Pengamat Kritik Marwan Jafar, Harusnya Jokowi Malu – FAJAR.co.id

FAJAR.co.id

exciting-banten
Nasional

Pengamat Kritik Marwan Jafar, Harusnya Jokowi Malu

FAJAR.CO.ID, JAKARTA – Kekecewaan Menteri Desa dan Pembangunan Daerah Tertinggal Marwan Jafar terhadap perusahaan penerbangan milik negara, Garuda Indonesia tidak menggambarkan sama sekali adanya revolusi mental di jajaran kabinet Jokowi. Bahkan sikap politisi PKB itu sama seperti kementerian yang dipimpinnya, yakni ‘ndeso dan tertinggal’.

“Seharusnya sebagai atasan, Jokowi malu jika ada menterinya yang bersikap seperti raja sebagaimana ditunjukkan oleh Marwan,” kata pengamat politik dari Universitas Indonesia (UI), Muhammad Budyatna kepada wartawan di Jakarta, Jumat (26/2/2016).

Budyatna melontarkan sindiran ini terkait sikap menteri Marwan Jafar yang menumpahkan kemarahannya terhadap Garuda Indonesia di depan peserta seminar nasional “Peta Desa untuk Percepatan Pembangunan Desa dan Kawasan Pedesaan”.

Dihadpan peserta seminar, Marwan menceritakan bahwa dirinya ditinggal oleh Garuda Indonesia yang berangkat pukul 08.00 WIB menuju Yogyakarta, karena telah datang ke Bandara. Dia pun kemudian mengambil penerbangan pukul 10.00 WIB, namun pesawat tersebut terlambat atau delay dan baru diterbangkan pukul 11.30 WIB.

“Kalau kita ketinggalan dua sampai tiga menit saja sudah ditinggal, tapi kalau delay bisa dua sampai tiga jam kita tidak dapat apa-apa,” ujarnya menumpahkan kekecewaannya itu.

Melanjutkan pernyataannya, Budyatna mengatakan, padahal Marwan marah-marah karena kesalahannya sendiri yang telat datang ke Bandara dan tambah marah-marah ketika ternyata pesawat berikutnya telat. Mestinya hal itu tidak dia lakukan karena sebagai menteri harus menunjukkan sikap membumi dan tidak sok kuasa seperti pejabat-pejabat jaman dulu.

“Slogan revolusi mental Jokowi, jelas telah dilanggar oleh pembantunyanya sendiri. Jokowi harusnya malu memiliki anak buah yang seperti ini,” tambah Budyatna.

Diingatkan bahwa Jokowi dipilih oleh masyarakat karena citranya yang merakyat, sehingga jika ada pembantunya yang bersikap seperti raja, tentunya hal ini tidak akan diterima oleh masyarakat.

“Lah bosnya (Jokowi) saja untuk jadi presiden harus masuk gorong-gorong biar disukai rakyat dan akhirnya menang dalam pilpres, masa anak buahnya justru bersikap seperti raja. Bosnya saja merakyat, tapi yang jadi pembantu malah merasa jadi raja,” katanya.

Karena itu menurut Budyatna sikap Marwan sama seperti nama kementerian yang dipimpinnya, yakni ndeso dan tertinggal. Sebagai seorang menteri, harusnya Marwan bisa mencerminkan dirinya seperti seorang negarawan.

“Kalau sikapnya seperti ini yah persis sama dengan nama lembaga yang dipimpinnya. Marwan jelas ndeso dan tertinggal,” sindirnya lagi.
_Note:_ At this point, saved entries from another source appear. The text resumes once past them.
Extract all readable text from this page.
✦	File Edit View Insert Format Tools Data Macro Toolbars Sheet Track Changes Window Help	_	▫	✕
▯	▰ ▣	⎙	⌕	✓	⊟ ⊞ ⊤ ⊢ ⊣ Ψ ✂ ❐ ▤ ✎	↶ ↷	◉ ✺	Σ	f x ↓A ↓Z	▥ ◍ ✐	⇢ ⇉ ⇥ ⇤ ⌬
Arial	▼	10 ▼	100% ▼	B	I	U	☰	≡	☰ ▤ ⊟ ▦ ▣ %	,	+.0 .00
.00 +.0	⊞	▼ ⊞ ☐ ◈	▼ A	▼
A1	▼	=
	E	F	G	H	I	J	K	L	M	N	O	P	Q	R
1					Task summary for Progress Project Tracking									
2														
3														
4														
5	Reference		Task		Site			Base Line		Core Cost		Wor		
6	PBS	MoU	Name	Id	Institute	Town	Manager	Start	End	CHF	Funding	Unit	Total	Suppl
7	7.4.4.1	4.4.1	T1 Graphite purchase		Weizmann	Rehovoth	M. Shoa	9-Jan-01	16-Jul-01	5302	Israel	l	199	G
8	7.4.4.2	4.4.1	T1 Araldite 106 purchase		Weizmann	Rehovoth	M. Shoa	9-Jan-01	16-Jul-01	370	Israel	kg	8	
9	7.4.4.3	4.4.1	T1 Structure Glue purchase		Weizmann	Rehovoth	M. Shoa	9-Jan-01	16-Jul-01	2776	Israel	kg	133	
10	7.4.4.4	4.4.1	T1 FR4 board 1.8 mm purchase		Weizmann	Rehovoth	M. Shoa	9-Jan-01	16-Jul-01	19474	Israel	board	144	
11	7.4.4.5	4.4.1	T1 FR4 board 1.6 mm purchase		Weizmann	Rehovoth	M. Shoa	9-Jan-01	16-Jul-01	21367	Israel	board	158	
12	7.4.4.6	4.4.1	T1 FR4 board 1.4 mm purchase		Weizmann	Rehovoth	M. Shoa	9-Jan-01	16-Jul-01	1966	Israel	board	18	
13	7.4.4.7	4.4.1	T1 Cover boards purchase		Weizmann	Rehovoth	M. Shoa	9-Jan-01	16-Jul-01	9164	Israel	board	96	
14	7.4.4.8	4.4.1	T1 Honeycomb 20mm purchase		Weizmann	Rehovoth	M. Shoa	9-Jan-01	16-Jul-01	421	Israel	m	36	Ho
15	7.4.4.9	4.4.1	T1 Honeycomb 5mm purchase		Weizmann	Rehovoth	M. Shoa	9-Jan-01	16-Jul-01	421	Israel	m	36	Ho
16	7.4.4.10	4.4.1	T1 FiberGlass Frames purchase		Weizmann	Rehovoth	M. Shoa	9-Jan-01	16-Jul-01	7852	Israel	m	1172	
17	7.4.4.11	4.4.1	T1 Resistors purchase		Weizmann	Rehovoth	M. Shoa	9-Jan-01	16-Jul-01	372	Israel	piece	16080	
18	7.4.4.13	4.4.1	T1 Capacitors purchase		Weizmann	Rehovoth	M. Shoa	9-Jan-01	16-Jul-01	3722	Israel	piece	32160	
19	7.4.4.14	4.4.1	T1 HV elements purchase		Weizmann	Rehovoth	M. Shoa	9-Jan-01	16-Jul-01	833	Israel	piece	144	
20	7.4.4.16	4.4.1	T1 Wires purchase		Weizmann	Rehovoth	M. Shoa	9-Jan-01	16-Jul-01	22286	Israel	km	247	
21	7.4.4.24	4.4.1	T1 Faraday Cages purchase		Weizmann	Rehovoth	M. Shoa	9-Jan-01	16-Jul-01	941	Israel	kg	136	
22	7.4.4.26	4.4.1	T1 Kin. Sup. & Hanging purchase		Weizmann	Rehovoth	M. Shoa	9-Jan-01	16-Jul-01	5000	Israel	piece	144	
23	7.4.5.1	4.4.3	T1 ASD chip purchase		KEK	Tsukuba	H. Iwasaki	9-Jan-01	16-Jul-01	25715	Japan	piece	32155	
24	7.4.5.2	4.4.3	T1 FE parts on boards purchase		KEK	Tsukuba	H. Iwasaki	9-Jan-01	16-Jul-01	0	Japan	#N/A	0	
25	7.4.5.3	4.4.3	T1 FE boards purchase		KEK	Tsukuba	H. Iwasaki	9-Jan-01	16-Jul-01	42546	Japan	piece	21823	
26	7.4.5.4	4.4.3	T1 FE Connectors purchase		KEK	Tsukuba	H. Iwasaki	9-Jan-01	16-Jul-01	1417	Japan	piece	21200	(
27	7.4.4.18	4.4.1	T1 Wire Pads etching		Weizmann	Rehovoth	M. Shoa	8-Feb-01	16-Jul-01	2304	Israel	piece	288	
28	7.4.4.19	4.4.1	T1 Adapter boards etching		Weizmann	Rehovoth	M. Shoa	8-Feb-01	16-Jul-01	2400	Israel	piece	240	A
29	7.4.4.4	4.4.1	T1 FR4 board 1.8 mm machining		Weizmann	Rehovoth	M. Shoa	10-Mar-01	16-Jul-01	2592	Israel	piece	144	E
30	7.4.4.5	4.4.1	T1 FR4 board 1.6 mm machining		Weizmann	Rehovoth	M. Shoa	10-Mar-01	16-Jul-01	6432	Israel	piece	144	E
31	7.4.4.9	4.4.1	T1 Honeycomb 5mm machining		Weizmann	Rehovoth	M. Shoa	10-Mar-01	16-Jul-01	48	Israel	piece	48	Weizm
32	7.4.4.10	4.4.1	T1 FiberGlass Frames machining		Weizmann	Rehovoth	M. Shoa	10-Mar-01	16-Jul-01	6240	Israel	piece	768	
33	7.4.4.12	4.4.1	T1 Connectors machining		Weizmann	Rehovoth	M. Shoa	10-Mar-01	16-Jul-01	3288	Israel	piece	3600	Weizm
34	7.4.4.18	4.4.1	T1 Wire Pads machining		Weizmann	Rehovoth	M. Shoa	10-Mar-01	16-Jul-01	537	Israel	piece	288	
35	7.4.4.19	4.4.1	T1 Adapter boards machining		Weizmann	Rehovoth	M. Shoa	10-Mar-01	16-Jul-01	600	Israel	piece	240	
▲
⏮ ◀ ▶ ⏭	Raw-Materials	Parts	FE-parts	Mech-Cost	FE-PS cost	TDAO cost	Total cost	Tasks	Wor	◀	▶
Marwan, kata Budyatna seharusnya tahu bahwa dimanapun di dunia ini, yang namanya pesawat komersil kalau kita telat maka pasti akan ditinggal, karena pesawat komersil punya jadwal yang ketat dan kalau ada kendala pasti ada penundaan dan penumpang harus menunggu.

“Ini menterinya seperti tidak pernah naik pesawat. Yah memang begitu di dunia perbangan, kita telat kita ditinggal, pesawat telat kita disuruh menunggu,” tegasnya

Ada Apa Marwan Bandingkan Garuda dengan Lion Air?

Dia pun menilai janggal seorang menteri bisa lebih membanggakan perusahaan penerbangan milik swasta daripada yang dimiliki negara. Sebagai anggota kabinet, tidak semestinya Marwan menjelek-jelekan perusahaan milik negara seperti Garuda, dan membanggakan perusahaan penerbangan swasta.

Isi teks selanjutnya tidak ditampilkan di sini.